# 2019-167 Pay and Benefits, Discrimination, Medical Employment Limitation, Pregnancy, The Administration and the Eligibility Criteria for the Land Duty Allowance in the Canadian Forces
Discrimination, Medical Employment Limitation (MEL), Pregnancy, The Administration and the Eligibility Criteria for the Land Duty Allowance (LDA) in the Canadian Forces
Case summary
F&R Date: 2020-10-20
The grievor argued that the new disentitlement criteria in the Compensation and Benefit Instructions (CBI) Chapter 205 (Allowances for Officers and Non-Commissioned Members) from the Land Duty Allowance (LDA) was discriminatory on the basis of sex due to pregnancy under the Canadian Human Rights Act.
The Director General Compensation and Benefits, acting as the Initial Authority (IA), determined that the grievor's LDA was ceased on the 181st day following the assignment of the grievor's temporary medical category (TCat) for pregnancy in accordance with policy. The IA concluded that the grievor's disentitlement from the LDA was not discriminatory and did not afford redress.
The Committee found that the grievor demonstrated that her situation met the criteria of a prima facie case of discrimination. However, the Committee then found that the grievor's medical employment limitations (MELs) related to her pregnancy were justified bona fide occupational requirements and were not discriminatory.
The Committee also found that the disentitlement criteria under CBI 205.15(2) had a rational connection with its intent and was not discriminatory. Given that the grievor was serving for more than 180 days under a TCat or MEL that prevented her from being exposed to the field environment, the grievor's disentitlement occurred in accordance with policy.

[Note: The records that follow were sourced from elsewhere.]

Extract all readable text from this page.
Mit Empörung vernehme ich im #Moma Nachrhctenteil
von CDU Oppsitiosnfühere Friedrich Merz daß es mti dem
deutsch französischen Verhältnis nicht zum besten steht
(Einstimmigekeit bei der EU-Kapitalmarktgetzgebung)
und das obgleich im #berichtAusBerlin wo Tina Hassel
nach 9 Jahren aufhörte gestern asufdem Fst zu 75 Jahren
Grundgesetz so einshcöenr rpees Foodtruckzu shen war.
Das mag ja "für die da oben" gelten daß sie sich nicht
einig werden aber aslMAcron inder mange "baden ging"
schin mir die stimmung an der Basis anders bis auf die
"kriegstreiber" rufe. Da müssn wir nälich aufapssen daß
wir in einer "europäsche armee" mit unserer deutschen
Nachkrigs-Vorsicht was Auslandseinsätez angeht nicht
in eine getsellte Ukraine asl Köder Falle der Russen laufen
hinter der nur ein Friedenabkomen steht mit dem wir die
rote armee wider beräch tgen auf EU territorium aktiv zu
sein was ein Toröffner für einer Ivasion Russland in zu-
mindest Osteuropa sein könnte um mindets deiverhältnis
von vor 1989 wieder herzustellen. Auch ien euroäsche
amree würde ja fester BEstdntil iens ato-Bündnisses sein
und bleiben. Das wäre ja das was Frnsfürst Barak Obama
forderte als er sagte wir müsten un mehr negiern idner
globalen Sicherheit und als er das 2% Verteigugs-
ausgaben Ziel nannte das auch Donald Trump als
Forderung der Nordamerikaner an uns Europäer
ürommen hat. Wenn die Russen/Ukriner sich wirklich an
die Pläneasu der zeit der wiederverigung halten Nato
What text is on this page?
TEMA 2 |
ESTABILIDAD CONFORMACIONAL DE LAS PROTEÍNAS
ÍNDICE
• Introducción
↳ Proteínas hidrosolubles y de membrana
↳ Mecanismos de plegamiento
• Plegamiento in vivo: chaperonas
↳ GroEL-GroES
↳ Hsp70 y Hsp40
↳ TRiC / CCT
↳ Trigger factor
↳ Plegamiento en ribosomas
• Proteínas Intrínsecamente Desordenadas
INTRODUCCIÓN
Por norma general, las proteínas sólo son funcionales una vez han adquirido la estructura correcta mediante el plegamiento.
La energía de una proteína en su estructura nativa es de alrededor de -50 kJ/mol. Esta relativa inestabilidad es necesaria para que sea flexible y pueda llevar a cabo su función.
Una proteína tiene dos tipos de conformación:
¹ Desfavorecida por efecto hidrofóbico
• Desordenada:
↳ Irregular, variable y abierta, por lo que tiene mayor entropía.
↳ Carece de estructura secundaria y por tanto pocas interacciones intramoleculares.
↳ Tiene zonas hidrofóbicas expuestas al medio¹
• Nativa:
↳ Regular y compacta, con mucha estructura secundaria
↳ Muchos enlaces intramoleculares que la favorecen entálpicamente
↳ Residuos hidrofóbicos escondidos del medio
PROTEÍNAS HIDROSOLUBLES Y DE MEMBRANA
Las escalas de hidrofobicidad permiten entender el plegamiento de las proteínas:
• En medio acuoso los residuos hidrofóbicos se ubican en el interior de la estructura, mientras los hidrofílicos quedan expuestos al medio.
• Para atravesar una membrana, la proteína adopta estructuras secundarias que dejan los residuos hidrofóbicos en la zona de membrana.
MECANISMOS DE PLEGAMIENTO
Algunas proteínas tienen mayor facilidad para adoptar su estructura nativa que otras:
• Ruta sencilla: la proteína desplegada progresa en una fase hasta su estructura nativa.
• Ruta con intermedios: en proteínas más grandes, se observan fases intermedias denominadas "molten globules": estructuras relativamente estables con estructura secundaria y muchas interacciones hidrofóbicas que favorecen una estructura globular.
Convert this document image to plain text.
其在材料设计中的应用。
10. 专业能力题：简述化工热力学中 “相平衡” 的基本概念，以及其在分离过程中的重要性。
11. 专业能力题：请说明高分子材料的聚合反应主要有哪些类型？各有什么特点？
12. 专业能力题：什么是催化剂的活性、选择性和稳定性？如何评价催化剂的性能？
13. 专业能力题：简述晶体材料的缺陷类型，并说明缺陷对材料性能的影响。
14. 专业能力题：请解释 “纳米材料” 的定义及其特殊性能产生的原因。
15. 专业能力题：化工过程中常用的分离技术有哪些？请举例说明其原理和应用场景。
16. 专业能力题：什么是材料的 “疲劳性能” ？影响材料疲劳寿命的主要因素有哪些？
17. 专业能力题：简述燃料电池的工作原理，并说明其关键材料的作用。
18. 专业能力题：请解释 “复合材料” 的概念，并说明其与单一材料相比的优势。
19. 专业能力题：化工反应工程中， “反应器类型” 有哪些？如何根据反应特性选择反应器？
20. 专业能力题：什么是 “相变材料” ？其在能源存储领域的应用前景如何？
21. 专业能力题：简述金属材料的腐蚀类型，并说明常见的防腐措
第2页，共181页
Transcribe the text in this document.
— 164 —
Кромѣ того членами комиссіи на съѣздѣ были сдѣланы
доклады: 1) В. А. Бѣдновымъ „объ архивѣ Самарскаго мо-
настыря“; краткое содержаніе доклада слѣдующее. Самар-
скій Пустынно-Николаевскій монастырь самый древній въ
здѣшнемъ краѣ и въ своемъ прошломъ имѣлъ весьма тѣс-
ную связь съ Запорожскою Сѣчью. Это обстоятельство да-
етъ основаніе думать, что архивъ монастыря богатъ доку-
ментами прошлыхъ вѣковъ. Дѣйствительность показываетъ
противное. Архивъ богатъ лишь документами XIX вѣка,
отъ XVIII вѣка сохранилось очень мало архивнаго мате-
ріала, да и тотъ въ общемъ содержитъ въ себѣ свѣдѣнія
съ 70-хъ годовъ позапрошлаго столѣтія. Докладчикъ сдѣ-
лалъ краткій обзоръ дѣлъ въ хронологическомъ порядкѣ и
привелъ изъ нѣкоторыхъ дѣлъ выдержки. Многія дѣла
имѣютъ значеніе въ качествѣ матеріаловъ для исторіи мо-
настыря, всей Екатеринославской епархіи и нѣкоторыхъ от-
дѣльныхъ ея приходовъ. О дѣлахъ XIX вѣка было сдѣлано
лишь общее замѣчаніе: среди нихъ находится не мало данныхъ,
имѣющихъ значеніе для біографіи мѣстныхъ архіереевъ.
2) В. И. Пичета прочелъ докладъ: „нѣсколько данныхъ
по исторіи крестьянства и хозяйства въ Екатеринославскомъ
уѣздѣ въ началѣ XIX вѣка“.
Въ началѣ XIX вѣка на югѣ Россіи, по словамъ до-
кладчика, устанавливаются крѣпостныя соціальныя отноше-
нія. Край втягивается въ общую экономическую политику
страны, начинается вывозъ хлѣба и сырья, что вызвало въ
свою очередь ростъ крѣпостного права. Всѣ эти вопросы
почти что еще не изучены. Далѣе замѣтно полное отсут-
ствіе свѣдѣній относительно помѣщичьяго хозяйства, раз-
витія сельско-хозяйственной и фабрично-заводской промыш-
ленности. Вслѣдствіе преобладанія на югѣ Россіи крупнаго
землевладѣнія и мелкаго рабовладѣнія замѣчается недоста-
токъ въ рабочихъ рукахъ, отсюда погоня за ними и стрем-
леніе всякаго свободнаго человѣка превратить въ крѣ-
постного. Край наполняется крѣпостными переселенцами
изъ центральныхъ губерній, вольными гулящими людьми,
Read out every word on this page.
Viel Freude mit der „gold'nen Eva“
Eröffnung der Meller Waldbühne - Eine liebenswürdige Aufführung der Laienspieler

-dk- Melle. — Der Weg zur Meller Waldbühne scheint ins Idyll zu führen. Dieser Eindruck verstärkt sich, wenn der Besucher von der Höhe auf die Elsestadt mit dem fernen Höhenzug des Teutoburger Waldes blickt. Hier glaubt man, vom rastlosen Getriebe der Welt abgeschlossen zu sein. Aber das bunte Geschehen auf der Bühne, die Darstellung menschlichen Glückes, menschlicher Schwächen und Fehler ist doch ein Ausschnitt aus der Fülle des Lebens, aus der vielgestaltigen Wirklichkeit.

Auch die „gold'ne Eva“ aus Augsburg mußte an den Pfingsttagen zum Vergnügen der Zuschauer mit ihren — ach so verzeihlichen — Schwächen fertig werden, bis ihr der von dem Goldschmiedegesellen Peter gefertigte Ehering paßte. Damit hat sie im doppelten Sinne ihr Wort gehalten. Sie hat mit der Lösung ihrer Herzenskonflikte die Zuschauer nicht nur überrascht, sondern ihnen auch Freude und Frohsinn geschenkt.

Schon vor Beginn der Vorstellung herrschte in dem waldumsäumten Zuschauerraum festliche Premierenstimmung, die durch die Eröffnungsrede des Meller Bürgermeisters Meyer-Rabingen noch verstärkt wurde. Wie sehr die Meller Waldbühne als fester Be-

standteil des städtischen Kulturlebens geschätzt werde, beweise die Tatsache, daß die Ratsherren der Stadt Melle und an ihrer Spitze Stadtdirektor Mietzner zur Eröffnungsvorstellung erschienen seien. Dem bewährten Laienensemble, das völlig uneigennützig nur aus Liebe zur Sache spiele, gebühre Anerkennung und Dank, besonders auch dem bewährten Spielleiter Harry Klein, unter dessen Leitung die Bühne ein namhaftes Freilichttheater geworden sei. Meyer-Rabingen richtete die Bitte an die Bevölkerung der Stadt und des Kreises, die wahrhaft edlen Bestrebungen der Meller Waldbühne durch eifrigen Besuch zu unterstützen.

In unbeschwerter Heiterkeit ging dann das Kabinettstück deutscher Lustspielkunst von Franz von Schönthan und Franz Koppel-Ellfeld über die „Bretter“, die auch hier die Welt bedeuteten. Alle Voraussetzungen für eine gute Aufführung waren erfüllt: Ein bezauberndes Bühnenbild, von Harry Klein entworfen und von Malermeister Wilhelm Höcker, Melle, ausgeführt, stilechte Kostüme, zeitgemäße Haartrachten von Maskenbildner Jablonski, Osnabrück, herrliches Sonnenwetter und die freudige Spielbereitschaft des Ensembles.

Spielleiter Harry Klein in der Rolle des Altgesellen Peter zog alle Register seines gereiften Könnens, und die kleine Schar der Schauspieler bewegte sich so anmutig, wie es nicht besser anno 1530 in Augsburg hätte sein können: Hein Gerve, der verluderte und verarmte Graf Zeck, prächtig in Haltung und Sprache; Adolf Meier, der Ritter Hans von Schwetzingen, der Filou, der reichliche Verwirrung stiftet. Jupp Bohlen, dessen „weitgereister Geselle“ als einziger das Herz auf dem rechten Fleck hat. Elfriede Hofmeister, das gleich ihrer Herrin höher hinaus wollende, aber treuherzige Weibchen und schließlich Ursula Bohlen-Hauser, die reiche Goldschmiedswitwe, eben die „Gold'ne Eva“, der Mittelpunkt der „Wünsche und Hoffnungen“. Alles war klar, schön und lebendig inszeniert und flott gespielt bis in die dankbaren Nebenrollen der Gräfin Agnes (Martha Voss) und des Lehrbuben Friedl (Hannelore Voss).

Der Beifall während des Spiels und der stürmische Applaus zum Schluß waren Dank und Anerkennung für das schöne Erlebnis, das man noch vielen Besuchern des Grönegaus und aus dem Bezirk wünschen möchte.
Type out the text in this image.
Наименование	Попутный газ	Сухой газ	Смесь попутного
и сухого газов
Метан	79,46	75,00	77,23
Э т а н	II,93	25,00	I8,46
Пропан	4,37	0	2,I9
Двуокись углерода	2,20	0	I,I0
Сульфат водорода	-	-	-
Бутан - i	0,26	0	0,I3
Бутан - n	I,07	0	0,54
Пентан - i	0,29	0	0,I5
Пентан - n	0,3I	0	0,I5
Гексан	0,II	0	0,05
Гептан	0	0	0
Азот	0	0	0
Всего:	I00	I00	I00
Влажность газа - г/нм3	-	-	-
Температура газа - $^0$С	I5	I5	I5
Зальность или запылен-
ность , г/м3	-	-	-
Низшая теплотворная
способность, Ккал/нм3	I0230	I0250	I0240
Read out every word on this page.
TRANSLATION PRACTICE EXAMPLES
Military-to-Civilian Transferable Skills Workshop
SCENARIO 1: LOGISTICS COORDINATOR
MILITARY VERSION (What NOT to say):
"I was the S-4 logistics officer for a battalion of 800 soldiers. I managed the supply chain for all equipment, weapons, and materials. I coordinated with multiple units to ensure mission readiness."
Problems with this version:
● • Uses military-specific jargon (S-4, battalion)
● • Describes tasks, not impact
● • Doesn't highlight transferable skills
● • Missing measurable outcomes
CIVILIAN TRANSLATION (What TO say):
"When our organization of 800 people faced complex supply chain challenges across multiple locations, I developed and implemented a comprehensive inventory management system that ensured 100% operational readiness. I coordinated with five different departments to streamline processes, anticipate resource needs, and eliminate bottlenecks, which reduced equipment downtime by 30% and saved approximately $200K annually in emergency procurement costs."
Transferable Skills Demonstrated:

The Committee recommended that the Final Authority not afford the grievor redress.
FA decision summary
The Chief of the Defence Staff (CDS) agreed with the Committee's recommendation to deny the grievance. He found that the cessation of the grievor's entitlement to the land duty allowance after 180-days of MELs due to her pregnancy was an adverse treatment based on a protected ground of discrimination. The situation meets the prima facie threshold of discrimination; but that the MELs imposed constituted a justified bona fide operational requirements. The CDS concurred with the Committee that the disentitlement was therefore not discriminatory. He found that the grievor was not entitled to the land duty allowance after the 180-day limitation stated in CBI 205.15(2)(c). The CDS found that the grievor had to reimburse the overpayments, as provided by Queen's Regulations and Orders for the Canadian Forces 203.04 (overpayments). In response to the grievor's argument that the CANARMYGEN announcing the disentitlement provision left the decision to the Commanding Officer and creates unfairness in the application of CBI 205.15(2)(c). The CDS found that CAF policies on the administration of pregnant members may be inconsistently applied by local commanders across the CAF, contributing to inequity. He therefore directed the Chief military personnel (CMP) to conduct a fulsome GBA+ assessment of the CAF's current allowance disentitlement practice for pregnant members. Pending the results of this assessment, the CDS further directed the CMP to consider the development of a nationally-consistent policy rather than leaving it to local commanders to apply in an inconsistent fashion.